Structural Plasticity and Functional Implications of Internal Cavities in Distal Mutants of Type 1 Non-Symbiotic Hemoglobin AHb1 from Arabidopsis thaliana

Nonsymbiotic hemoglobin AHb1 from Arabidopsis thaliana combines an extremely high oxygen affinity with an internal hexacoordination of the distal histidine HisE7 to the heme iron in the absence of exogenous ligands. In order to gain insight into the structure−function relationships of the protein, the ligand binding properties of mutants of two conserved residues of the distal cavity, HisE7 → Leu and PheB10 → Leu, were investigated by experimental and computational studies and compared to results determined for the wild type (wt) protein.
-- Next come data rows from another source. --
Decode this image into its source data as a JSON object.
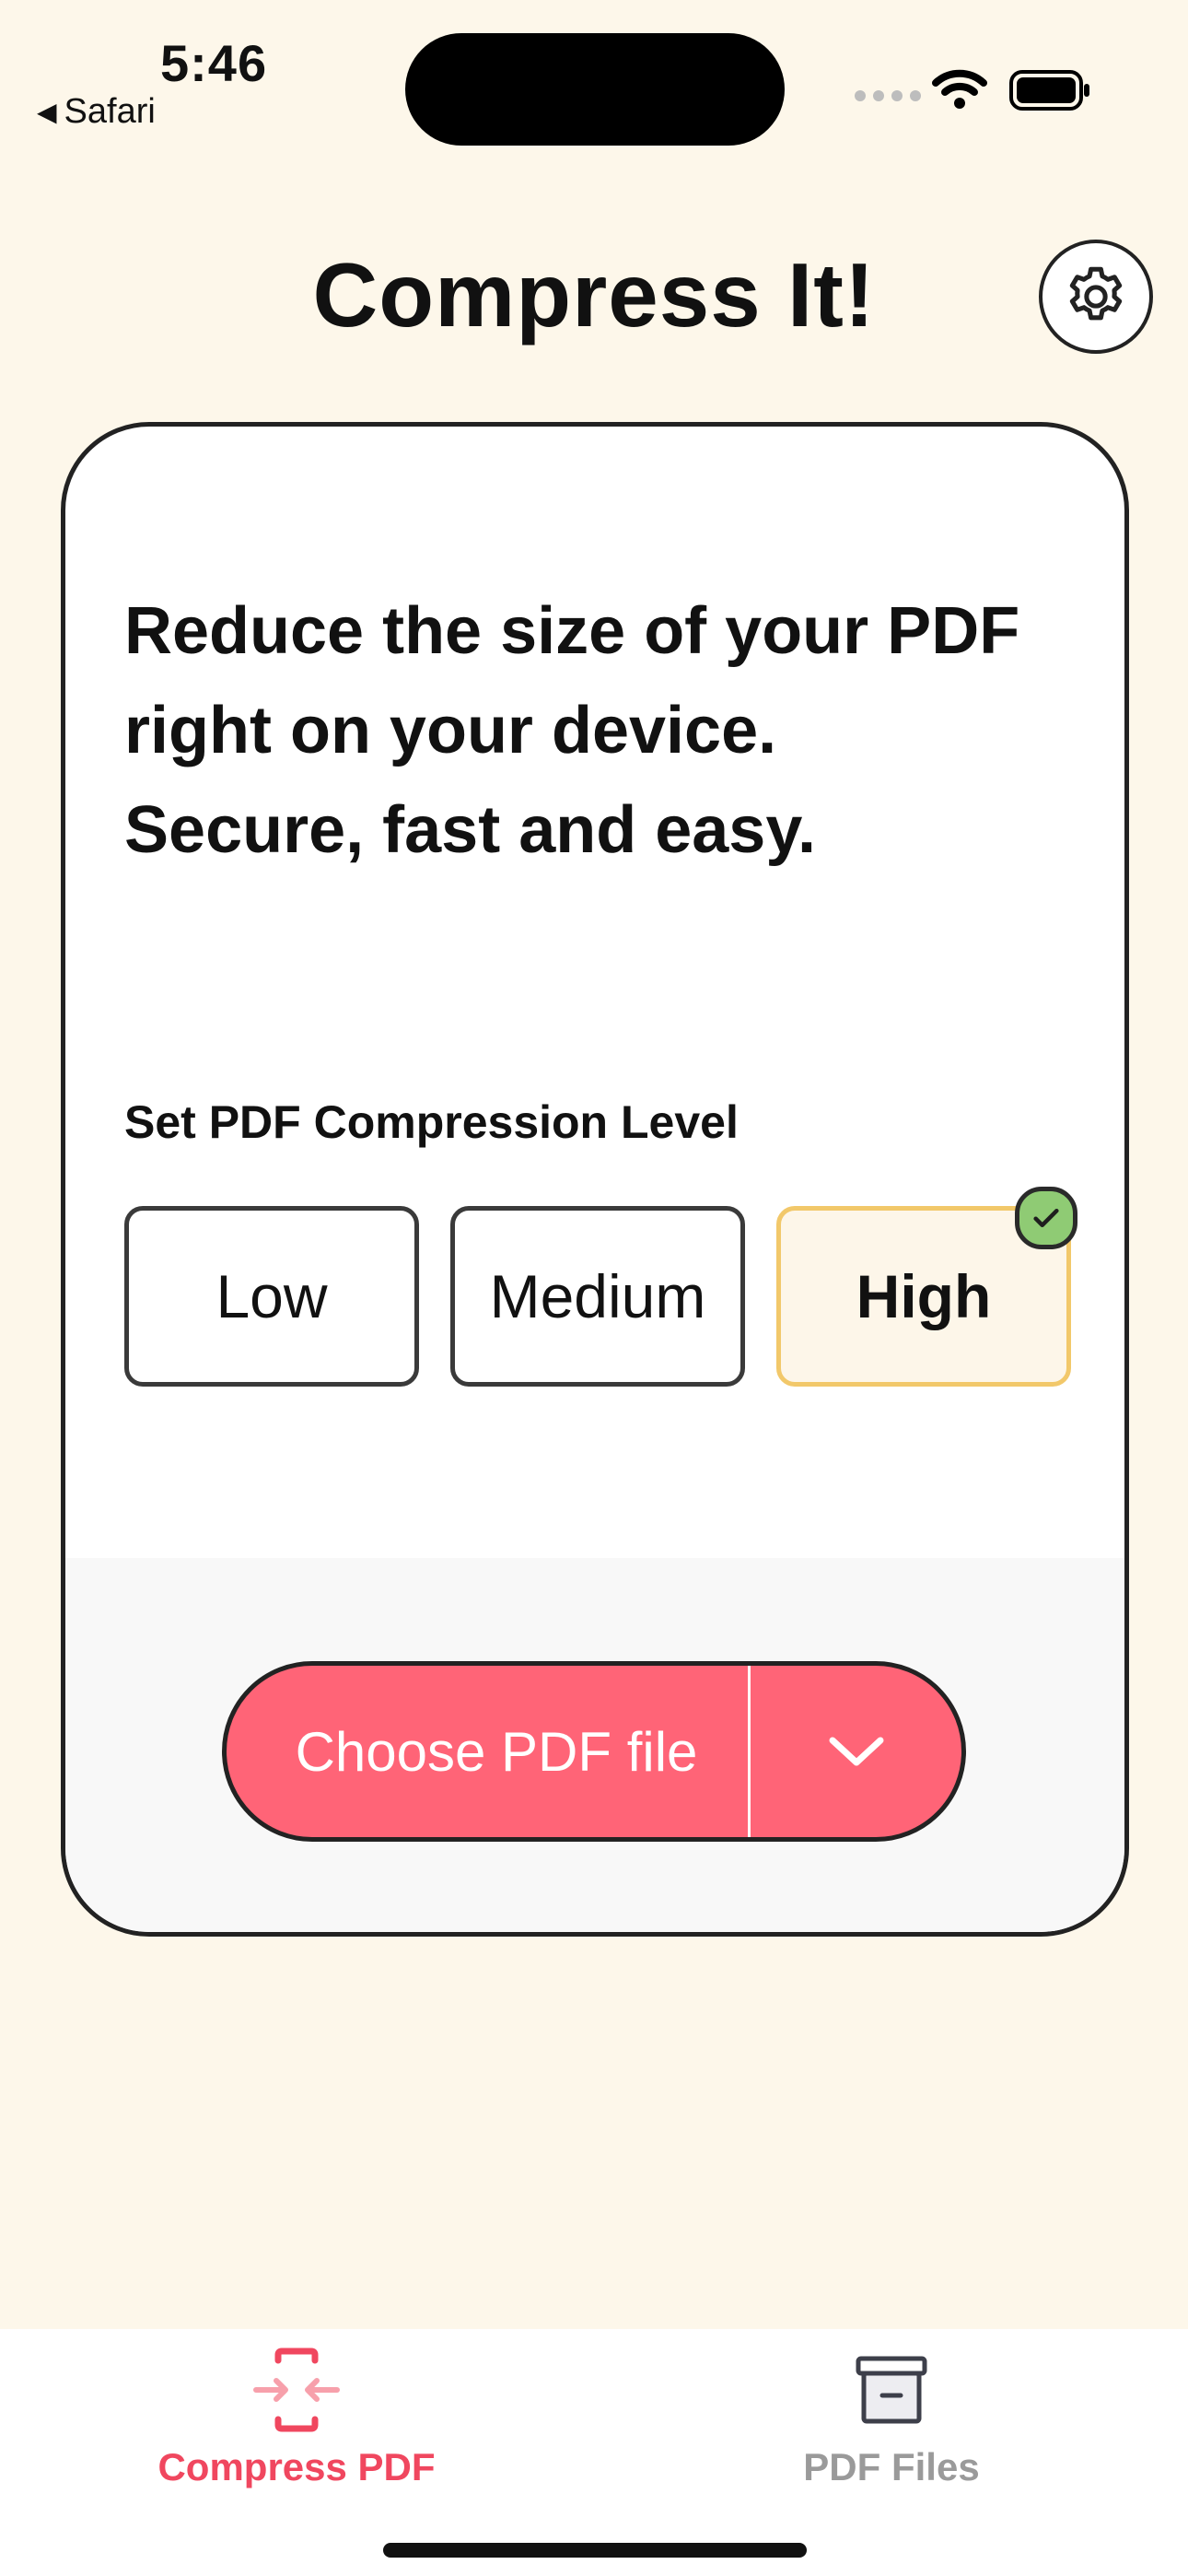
{
  "status_bar": {
    "time": "5:46",
    "back_app": "Safari",
    "back_arrow": "◀"
  },
  "header": {
    "title": "Compress It!",
    "settings_icon": "gear-icon"
  },
  "card": {
    "description_lines": [
      "Reduce the size of your PDF",
      "right on your device.",
      "Secure, fast and easy."
    ],
    "level_label": "Set PDF Compression Level",
    "levels": [
      {
        "label": "Low",
        "selected": false
      },
      {
        "label": "Medium",
        "selected": false
      },
      {
        "label": "High",
        "selected": true
      }
    ],
    "choose_button": {
      "label": "Choose PDF file",
      "dropdown_icon": "chevron-down-icon"
    }
  },
  "tab_bar": {
    "tabs": [
      {
        "label": "Compress PDF",
        "icon": "compress-icon",
        "active": true
      },
      {
        "label": "PDF Files",
        "icon": "archive-box-icon",
        "active": false
      }
    ]
  },
  "colors": {
    "background": "#fdf7ea",
    "accent": "#ff6477",
    "selected_border": "#f2c86a",
    "check_green": "#8fcb74",
    "active_tab": "#f0475f",
    "inactive_tab": "#9a9a9a"
  }
}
The Fe2+-deoxy HisE7 → Leu mutant exists in the pentacoordinated form, while a mixture of penta- and hexacoordinated forms is found for the PheB10 → Leu mutant, with an equilibrium shifted toward the pentacoordinated form with respect to the wt protein. Spectroscopic studies of the complexes of CO and CN− with AHb1 and its mutants show a subtle interplay of steric and electrostatic effects by distal residues on the ligand binding to the heme. Moreover, stopped-flow and flash photolysis experiments reveal substantial kinetic differences triggered by those mutations, which are particularly manifested in the enhanced geminate rebinding and bimolecular association rate. These findings are discussed in light of the drastic alterations found by molecular dynamics simulations in the nature and distribution of internal cavities in the protein matrix of the mutants, revealing an extremely large sensitivity of the protein structure to changes in distal HisE7 and PheB10 residues. Overall, data are consistent with the putative NO-dioxygenase activity attributed to AHb1.